The Financial Stability Oversight Council is likely to reveal early next year where its regulation of the asset management industry is headed, Treasury Secretary Jack Lew said Monday.
Lew serves as chair of the FSOC, the collective of financial regulatory agency heads established by the Dodd-Frank financial reform act to try to bring collective thinking and action to prevent another crisis in the financial system.
At an FSOC session, Lew and Federal Reserve Chairman Janet Yellen defended the council’s entry into asset management oversight.
Yellen said it is appropriate for FSOC to explore the risk of asset management companies and activities since the industry is playing an increasing larger role in the financial sector.
Lew noted that just because FSOC is looking for dangerous systemic risks within asset managers, it doesn’t mean the agency will find any.
If the agency didn’t probe for systemic risk in the sector, it would be shirking its responsibility, he argued.
Congressional Republicans and members of their party on the commission have argued that the FSOC has barged into the Security and Exchange Commission’s turf on asset management oversight.
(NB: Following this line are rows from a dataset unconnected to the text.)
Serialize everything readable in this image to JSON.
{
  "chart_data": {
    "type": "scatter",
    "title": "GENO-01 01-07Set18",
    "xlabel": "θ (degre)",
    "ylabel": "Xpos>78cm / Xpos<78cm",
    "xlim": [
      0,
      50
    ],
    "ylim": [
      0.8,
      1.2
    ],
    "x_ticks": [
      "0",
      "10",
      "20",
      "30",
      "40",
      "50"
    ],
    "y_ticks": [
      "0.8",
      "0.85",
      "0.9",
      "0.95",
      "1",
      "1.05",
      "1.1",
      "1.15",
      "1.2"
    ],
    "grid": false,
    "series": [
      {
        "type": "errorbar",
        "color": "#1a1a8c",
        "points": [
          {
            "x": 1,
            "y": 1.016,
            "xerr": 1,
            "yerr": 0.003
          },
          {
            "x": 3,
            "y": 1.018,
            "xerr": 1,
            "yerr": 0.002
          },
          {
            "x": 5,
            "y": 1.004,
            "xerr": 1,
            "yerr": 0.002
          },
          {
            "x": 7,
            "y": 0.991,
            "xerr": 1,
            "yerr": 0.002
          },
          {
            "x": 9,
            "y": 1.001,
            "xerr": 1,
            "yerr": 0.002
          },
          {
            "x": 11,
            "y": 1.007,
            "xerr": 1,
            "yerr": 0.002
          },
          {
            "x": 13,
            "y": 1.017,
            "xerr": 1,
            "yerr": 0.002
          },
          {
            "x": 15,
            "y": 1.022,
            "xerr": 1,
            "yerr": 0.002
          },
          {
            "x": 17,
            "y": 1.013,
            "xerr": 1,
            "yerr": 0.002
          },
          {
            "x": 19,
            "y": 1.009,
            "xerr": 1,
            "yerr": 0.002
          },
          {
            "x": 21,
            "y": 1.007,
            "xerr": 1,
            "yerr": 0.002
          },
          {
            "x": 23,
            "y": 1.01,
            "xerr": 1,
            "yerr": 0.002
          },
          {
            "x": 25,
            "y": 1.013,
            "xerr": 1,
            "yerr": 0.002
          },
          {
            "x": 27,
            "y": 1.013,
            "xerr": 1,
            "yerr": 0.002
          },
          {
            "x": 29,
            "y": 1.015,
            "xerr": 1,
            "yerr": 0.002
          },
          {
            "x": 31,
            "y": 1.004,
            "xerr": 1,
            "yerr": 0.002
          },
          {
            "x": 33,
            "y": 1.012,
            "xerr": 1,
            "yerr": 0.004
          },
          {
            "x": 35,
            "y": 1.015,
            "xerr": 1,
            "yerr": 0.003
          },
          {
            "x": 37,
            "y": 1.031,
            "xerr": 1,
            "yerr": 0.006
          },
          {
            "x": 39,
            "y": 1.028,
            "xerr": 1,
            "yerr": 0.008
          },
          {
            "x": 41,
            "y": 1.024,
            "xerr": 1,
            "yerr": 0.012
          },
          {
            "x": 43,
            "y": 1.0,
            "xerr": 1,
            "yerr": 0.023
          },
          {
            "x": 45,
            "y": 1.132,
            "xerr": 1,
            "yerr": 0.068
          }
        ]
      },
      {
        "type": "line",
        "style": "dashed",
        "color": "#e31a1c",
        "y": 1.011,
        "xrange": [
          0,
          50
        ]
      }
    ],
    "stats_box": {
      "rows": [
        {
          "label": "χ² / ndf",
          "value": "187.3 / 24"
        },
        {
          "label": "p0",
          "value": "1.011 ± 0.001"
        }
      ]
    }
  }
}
They argue that the SEC is the regulator of mutual and private funds and that the agency’s staff has more expertise on the industry than do the other regulators.
In late October, the House Financial Services Committee held a hearing that was basically an hours-long attack on FSOC for the alleged improper intrusion.
Both the sole Republican on the commission, Michael Piwowar, and the recently departed Republican commissioner, Daniel Gallagher, have repeatedly criticized the FSOC for usurping SEC authority in this area.
On cyber security, another issue addressed at the FSOC session, Amias Gerety, acting assistant treasury secretary for financial institutions, said the Federal Financial Institutions Examination Council will be releasing an “exercise” in a box early next year that will help large and small companies test their cyber protection readiness.